BMI may be a flawed metric to assess cardiovascular risk

Guidelines recommend measuring body mass index (BMI) to identify people who are at risk for cardiovascular disease, type 2 diabetes and all-cause mortality. Healthcare professionals almost always follow the suggestions and evaluate BMI.

Ian J. Neeland, MD, and James A. de Lemos, MD, of the University of Texas Southwestern Medical Center in Dallas, however, believe that BMI is a flawed metric and may not be the best way to assess risk. Neeland and de Lemos expressed their views in a Sept. 26 editorial in the Journal of the American College of Cardiology.

They cited a study published in that same issue that found measuring abdominal subcutaneous adipose tissue (SAT) and visceral adipose tissue (VAT) may be effective in identifying cardiovascular disease risk factors.
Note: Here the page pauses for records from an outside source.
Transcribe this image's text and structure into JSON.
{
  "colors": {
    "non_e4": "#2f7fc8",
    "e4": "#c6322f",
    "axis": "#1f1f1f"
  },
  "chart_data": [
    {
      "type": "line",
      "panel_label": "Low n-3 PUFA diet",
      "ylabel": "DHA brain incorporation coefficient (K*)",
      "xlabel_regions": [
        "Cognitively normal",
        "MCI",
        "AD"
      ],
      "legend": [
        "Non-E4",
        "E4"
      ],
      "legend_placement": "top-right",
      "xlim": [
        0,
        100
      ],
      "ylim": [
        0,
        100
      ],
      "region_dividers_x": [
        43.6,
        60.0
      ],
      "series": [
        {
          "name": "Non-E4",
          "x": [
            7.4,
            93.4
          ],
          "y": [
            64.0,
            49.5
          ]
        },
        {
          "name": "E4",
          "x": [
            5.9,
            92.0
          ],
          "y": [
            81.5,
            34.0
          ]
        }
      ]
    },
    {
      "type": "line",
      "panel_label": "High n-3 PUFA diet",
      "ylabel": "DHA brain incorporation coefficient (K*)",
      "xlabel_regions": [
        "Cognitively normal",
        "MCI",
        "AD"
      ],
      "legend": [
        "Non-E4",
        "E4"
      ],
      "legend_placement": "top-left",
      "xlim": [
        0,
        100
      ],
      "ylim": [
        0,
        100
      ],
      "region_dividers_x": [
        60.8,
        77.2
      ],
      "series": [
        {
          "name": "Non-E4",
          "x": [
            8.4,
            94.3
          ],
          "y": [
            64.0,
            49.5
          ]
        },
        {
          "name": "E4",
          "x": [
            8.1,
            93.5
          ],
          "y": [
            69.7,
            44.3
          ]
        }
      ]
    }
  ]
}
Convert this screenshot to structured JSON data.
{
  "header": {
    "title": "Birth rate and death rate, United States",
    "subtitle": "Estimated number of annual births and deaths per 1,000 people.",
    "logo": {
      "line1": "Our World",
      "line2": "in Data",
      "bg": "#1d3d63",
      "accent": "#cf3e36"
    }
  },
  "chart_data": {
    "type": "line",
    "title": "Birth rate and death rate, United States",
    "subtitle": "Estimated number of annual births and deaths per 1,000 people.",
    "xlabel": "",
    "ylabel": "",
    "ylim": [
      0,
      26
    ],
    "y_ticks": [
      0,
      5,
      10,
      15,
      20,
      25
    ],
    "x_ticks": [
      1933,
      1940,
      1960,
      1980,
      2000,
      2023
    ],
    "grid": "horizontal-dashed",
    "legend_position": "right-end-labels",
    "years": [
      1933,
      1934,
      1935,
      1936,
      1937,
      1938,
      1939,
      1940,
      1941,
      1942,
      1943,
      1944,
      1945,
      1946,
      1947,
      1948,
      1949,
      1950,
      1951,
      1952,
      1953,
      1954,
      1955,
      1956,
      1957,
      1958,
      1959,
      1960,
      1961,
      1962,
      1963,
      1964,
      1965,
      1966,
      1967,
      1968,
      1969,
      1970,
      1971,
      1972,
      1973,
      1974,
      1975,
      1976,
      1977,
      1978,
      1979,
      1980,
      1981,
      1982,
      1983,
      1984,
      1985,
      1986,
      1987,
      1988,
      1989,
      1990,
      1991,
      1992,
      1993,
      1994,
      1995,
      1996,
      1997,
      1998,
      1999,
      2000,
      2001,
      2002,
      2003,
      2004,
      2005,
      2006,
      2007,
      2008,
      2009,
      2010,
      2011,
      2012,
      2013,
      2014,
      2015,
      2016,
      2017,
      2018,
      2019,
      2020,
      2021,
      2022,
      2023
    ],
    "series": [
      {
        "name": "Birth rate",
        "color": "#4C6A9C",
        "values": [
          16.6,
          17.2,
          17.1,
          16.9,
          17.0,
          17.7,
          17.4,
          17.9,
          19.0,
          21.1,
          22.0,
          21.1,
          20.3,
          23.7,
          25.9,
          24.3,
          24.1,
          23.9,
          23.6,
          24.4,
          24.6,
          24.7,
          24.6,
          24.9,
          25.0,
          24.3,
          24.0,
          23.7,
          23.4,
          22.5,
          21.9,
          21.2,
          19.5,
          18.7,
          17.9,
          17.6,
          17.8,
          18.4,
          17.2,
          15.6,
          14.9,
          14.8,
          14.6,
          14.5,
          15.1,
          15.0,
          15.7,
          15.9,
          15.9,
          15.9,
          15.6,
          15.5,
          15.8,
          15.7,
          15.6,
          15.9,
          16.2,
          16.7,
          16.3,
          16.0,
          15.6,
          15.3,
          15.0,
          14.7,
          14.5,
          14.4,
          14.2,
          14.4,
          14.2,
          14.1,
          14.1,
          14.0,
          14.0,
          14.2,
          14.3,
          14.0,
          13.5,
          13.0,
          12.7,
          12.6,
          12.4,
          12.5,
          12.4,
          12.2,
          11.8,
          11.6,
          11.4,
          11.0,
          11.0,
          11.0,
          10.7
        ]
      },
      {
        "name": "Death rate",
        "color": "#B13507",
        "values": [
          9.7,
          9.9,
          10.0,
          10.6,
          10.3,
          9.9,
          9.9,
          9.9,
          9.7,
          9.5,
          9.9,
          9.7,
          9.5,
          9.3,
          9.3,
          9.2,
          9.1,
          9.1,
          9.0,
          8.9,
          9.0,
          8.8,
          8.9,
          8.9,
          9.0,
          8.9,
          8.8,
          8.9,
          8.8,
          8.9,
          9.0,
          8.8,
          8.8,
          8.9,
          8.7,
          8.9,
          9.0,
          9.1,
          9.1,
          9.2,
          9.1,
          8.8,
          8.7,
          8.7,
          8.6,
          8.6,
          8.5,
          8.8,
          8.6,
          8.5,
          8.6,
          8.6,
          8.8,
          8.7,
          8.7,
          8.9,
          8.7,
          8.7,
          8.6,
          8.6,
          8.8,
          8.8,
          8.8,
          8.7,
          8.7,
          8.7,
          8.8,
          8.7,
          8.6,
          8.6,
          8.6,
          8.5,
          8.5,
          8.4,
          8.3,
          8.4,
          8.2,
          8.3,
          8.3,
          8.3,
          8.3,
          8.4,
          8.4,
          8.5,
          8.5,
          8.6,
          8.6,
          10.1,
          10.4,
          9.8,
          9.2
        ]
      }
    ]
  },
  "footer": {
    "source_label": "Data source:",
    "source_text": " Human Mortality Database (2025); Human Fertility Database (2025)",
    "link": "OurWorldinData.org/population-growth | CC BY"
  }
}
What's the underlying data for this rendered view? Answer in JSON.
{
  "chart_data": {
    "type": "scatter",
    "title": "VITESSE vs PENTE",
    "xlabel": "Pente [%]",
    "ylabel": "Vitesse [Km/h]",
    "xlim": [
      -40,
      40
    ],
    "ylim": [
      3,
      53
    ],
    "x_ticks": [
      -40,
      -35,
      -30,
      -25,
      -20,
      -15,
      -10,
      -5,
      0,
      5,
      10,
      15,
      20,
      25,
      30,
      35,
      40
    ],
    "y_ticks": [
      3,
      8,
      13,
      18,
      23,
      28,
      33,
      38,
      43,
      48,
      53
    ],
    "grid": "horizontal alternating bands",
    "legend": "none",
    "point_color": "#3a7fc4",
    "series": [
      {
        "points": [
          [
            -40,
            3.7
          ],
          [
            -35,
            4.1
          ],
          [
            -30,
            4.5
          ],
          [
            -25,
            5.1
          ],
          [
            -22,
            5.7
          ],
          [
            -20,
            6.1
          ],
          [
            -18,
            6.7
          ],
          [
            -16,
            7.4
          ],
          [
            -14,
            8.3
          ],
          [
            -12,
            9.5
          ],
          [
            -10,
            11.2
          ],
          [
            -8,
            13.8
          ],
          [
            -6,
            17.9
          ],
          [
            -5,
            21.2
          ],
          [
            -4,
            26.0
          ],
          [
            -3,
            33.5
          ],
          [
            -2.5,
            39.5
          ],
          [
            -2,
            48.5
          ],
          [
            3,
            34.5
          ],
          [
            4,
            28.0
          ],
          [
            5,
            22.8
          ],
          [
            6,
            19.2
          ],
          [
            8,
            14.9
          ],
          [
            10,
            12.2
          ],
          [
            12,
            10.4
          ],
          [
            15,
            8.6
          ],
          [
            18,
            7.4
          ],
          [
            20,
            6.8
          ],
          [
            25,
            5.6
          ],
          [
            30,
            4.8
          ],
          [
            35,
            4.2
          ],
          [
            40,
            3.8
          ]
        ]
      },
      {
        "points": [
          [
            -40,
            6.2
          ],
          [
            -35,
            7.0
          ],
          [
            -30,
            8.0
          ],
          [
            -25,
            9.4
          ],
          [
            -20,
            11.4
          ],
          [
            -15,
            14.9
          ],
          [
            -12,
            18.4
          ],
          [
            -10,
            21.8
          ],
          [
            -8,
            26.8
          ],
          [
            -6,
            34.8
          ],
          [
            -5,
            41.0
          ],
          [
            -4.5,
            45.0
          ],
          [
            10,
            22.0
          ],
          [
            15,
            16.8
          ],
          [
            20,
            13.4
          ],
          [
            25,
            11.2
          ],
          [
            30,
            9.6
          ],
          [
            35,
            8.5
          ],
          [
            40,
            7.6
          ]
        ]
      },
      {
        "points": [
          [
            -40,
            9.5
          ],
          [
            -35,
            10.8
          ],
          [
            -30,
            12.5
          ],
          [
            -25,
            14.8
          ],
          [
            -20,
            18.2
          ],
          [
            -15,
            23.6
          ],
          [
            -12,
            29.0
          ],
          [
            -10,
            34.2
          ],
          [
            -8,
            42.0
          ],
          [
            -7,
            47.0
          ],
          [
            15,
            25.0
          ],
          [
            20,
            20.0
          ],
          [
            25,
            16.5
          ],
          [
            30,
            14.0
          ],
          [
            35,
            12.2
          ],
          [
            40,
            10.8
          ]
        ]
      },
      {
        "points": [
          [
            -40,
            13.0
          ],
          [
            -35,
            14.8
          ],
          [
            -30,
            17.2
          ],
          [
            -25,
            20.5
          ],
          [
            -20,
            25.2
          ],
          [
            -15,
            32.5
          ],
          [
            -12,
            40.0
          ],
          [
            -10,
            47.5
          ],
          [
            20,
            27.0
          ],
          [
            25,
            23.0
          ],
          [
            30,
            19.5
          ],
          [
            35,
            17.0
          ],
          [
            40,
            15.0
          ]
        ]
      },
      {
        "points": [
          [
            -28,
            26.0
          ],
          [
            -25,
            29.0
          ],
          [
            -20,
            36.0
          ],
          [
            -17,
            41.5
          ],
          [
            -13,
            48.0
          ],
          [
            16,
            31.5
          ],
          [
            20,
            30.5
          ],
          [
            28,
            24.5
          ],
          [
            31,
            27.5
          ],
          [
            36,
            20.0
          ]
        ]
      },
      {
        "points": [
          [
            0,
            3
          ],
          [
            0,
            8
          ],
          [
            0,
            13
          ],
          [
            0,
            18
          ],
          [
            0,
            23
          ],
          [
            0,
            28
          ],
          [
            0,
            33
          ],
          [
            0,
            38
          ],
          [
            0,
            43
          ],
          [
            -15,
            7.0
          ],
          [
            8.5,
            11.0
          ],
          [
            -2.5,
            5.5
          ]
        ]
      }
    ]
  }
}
Increases in SAT and VAT volume were associated with worsening cardiovascular disease risk factors, which persisted after the researchers adjusted for BMI, waist circumference and baseline adipose tissue volume.

During a mean follow-up period of 6.1 years, the patients had a 22 percent increase in SAT and 45 percent increase in VAT.

“It is important to note that the vast majority of abdominal adipose tissue is stored in SAT with the VAT depot usually representing one-third or less of total abdominal fat,” Neeland and de Lemos wrote. “The strikingly discordant relative increase in VAT compared with SAT in the present study should clue us in to a major premise—that the inability to expand the SAT depot in the face of caloric surplus, resulting in the greater relative expansion of VAT, may be the underlying physiological derangement predisposing to worsening [cardiovascular disease] risk factors.”

Neeland and de Lemos identified a few potential flaws with BMI, including that some people who are overweight or mildly obese may not have increased mortality compared with people who have a normal weight. Approximately one-third of obese adults has one or fewer cardiometabolic risk factor and do not have cardiometabolic disease, according to the researchers. They also noted that BMI is not part of the Framingham or Pooled Cohort Equation cardiovascular disease risk scores.

Meanwhile, they wrote that healthcare professionals could identify SAT and VAT with computed tomography or magnetic resonance imaging. They cited studies that found researchers could modify SAT and VAT to select the appropriate intervention and monitor response to therapy.

The study did not model SAT and VAT changes jointly, so Neeland and de Lemos could not determine if the associations with SAT were independent of VAT or if they would be significantly attenuated when they took the VAT’s confounding impact into consideration.

“It will be crucial for future outcomes studies to assess the relationships of specific fat compartments jointly to better evaluate the individual depot contributions to risk,” they wrote.

Although studies have shown adipose tissue imaging provides information about cardiometabolic risk that BMI cannot measure, Neeland and de Lemos acknowledged that the invasive nature of tissue biopsy or cell culture assay may be an issue.

“The ultimate question is whether it is possible to translate evaluation of 'form' (the anatomical measurement of adipose depots) to assessment of 'function,' to unravel the pathophysiology of adipose tissue expansion, and circumvent the inherent limitations of BMI and isolated imaging-based fat quantification,” they wrote.